Flaky Cheddar Jalapeno Biscuits

This recipe, adapted from Flaky Angel Biscuits, is also inspired by the Cheddar and Jalapeno Biscuits recipe from simplyrecipes.com.

4 c. flour, plus more for rolling (but only a little, if the dough is chilled)
1 c. polenta (or fine-milled cornmeal)
8 t. baking powder
2 t. salt
1 t. baking soda
3 T. sugar
½ t. cayenne pepper
6 T. diced jalapeno peppers
¼ c. butter, chilled (unsalted)
½ c. shortening, chilled
2 c. shredded sharp cheddar cheese
5 t. dry yeast
½ c. warm water
1 ¾ – 2 c. buttermilk (warmed 1 min. in microwave)
¼ c. milk
¾ c. shredded sharp cheddar cheese, for topping (optional)
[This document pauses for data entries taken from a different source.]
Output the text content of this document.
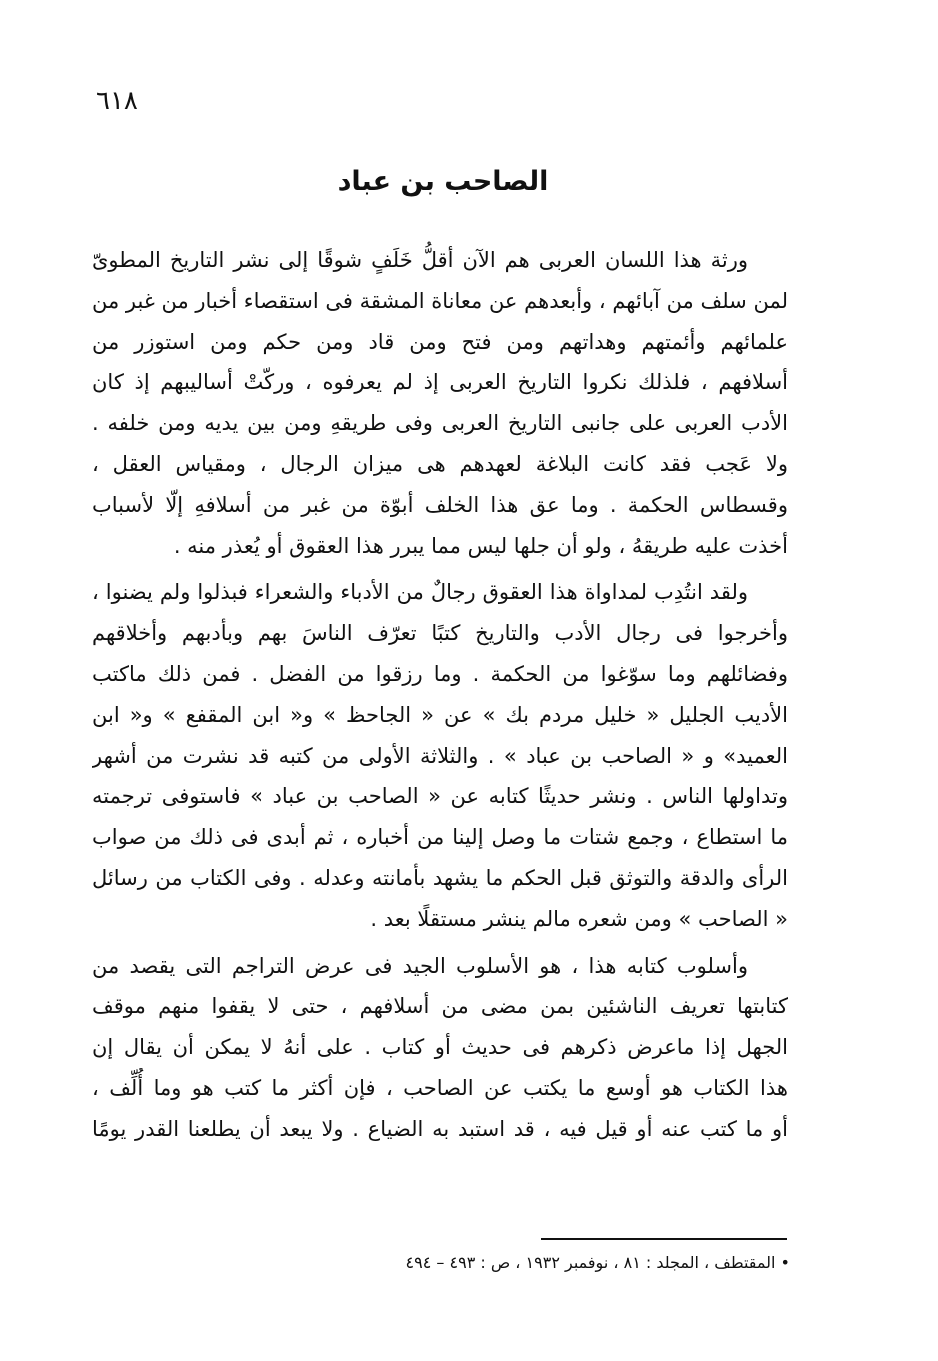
٦١٨
الصاحب بن عباد
ورثة هذا اللسان العربى هم الآن أقلُّ خَلَفٍ شوقًا إلى نشر التاريخ المطوىّ
لمن سلف من آبائهم ، وأبعدهم عن معاناة المشقة فى استقصاء أخبار من غبر من
علمائهم وأئمتهم وهداتهم ومن فتح ومن قاد ومن حكم ومن استوزر من
أسلافهم ، فلذلك نكروا التاريخ العربى إذ لم يعرفوه ، وركّتْ أساليبهم إذ كان
الأدب العربى على جانبى التاريخ العربى وفى طريقهِ ومن بين يديه ومن خلفه .
ولا عَجب فقد كانت البلاغة لعهدهم هى ميزان الرجال ، ومقياس العقل ،
وقسطاس الحكمة . وما عق هذا الخلف أبوّة من غبر من أسلافهِ إلّا لأسباب
أخذت عليه طريقهُ ، ولو أن جلها ليس مما يبرر هذا العقوق أو يُعذر منه .
ولقد انتُدِب لمداواة هذا العقوق رجالٌ من الأدباء والشعراء فبذلوا ولم يضنوا ،
وأخرجوا فى رجال الأدب والتاريخ كتبًا تعرّف الناسَ بهم وبأدبهم وأخلاقهم
وفضائلهم وما سوّغوا من الحكمة . وما رزقوا من الفضل . فمن ذلك ماكتب
الأديب الجليل « خليل مردم بك » عن « الجاحظ » و« ابن المقفع » و« ابن
العميد» و « الصاحب بن عباد » . والثلاثة الأولى من كتبه قد نشرت من أشهر
وتداولها الناس . ونشر حديثًا كتابه عن « الصاحب بن عباد » فاستوفى ترجمته
ما استطاع ، وجمع شتات ما وصل إلينا من أخباره ، ثم أبدى فى ذلك من صواب
الرأى والدقة والتوثق قبل الحكم ما يشهد بأمانته وعدله . وفى الكتاب من رسائل
« الصاحب » ومن شعره مالم ينشر مستقلًا بعد .
وأسلوب كتابه هذا ، هو الأسلوب الجيد فى عرض التراجم التى يقصد من
كتابتها تعريف الناشئين بمن مضى من أسلافهم ، حتى لا يقفوا منهم موقف
الجهل إذا ماعرض ذكرهم فى حديث أو كتاب . على أنهُ لا يمكن أن يقال إن
هذا الكتاب هو أوسع ما يكتب عن الصاحب ، فإن أكثر ما كتب هو وما أُلِّف ،
أو ما كتب عنه أو قيل فيه ، قد استبد به الضياع . ولا يبعد أن يطلعنا القدر يومًا
• المقتطف ، المجلد : ٨١ ، نوفمبر ١٩٣٢ ، ص : ٤٩٣ – ٤٩٤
In a large bowl, combine all dry ingredients (except yeast, cheese, and jalapeno peppers) and mix well.  Cut in the butter and shortening with a pastry blender until butter and shortening are the size of small peas.  Dissolve yeast in the water (ideally warmed to about 105-115° F), stir and allow to swell (about 6 mins.).  Add yeast and buttermilk to dry ingredients, and toss with fork to blend and moisten, creating a soft dough.  Lightly mix in cheese and jalapeno peppers.
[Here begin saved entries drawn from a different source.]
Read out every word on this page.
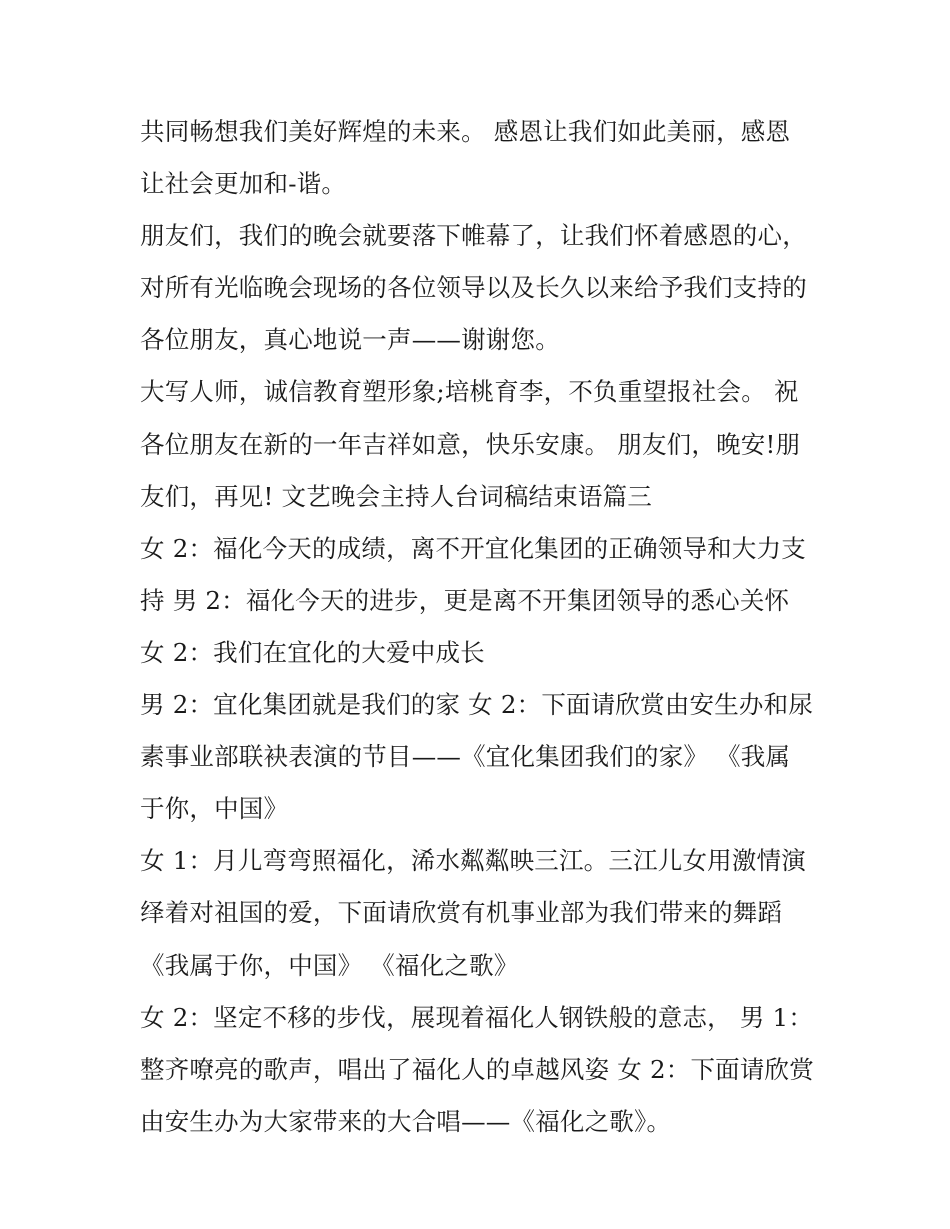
共同畅想我们美好辉煌的未来。 感恩让我们如此美丽，感恩
让社会更加和-谐。
朋友们，我们的晚会就要落下帷幕了，让我们怀着感恩的心，
对所有光临晚会现场的各位领导以及长久以来给予我们支持的
各位朋友，真心地说一声——谢谢您。
大写人师，诚信教育塑形象;培桃育李，不负重望报社会。 祝
各位朋友在新的一年吉祥如意，快乐安康。 朋友们，晚安!朋
友们，再见! 文艺晚会主持人台词稿结束语篇三
女 2：福化今天的成绩，离不开宜化集团的正确领导和大力支
持 男 2：福化今天的进步，更是离不开集团领导的悉心关怀
女 2：我们在宜化的大爱中成长
男 2：宜化集团就是我们的家 女 2：下面请欣赏由安生办和尿
素事业部联袂表演的节目——《宜化集团我们的家》 《我属
于你，中国》
女 1：月儿弯弯照福化，浠水粼粼映三江。三江儿女用激情演
绎着对祖国的爱，下面请欣赏有机事业部为我们带来的舞蹈
《我属于你，中国》 《福化之歌》
女 2：坚定不移的步伐，展现着福化人钢铁般的意志， 男 1：
整齐嘹亮的歌声，唱出了福化人的卓越风姿 女 2：下面请欣赏
由安生办为大家带来的大合唱——《福化之歌》。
Cover bowl and refrigerate at least 8 hrs. or overnight; dough can be kept in refrigerator up to 2 weeks.

To bake a few biscuits at a time, remove portion of dough. On lightly-floured surface, roll dough to thickness of 1”.  Cut into similar-size rounds or wedges with knife or biscuit-cutter.  Brush generously with milk.  Sprinkle with additional cheddar cheese, if desired.

Jalapeno cheddar biscuits

Place on baking sheet.  Bake at 425° F until lightly browned on top, 12 – 15 mins.  (makes 24 –  2 ½ “ biscuits).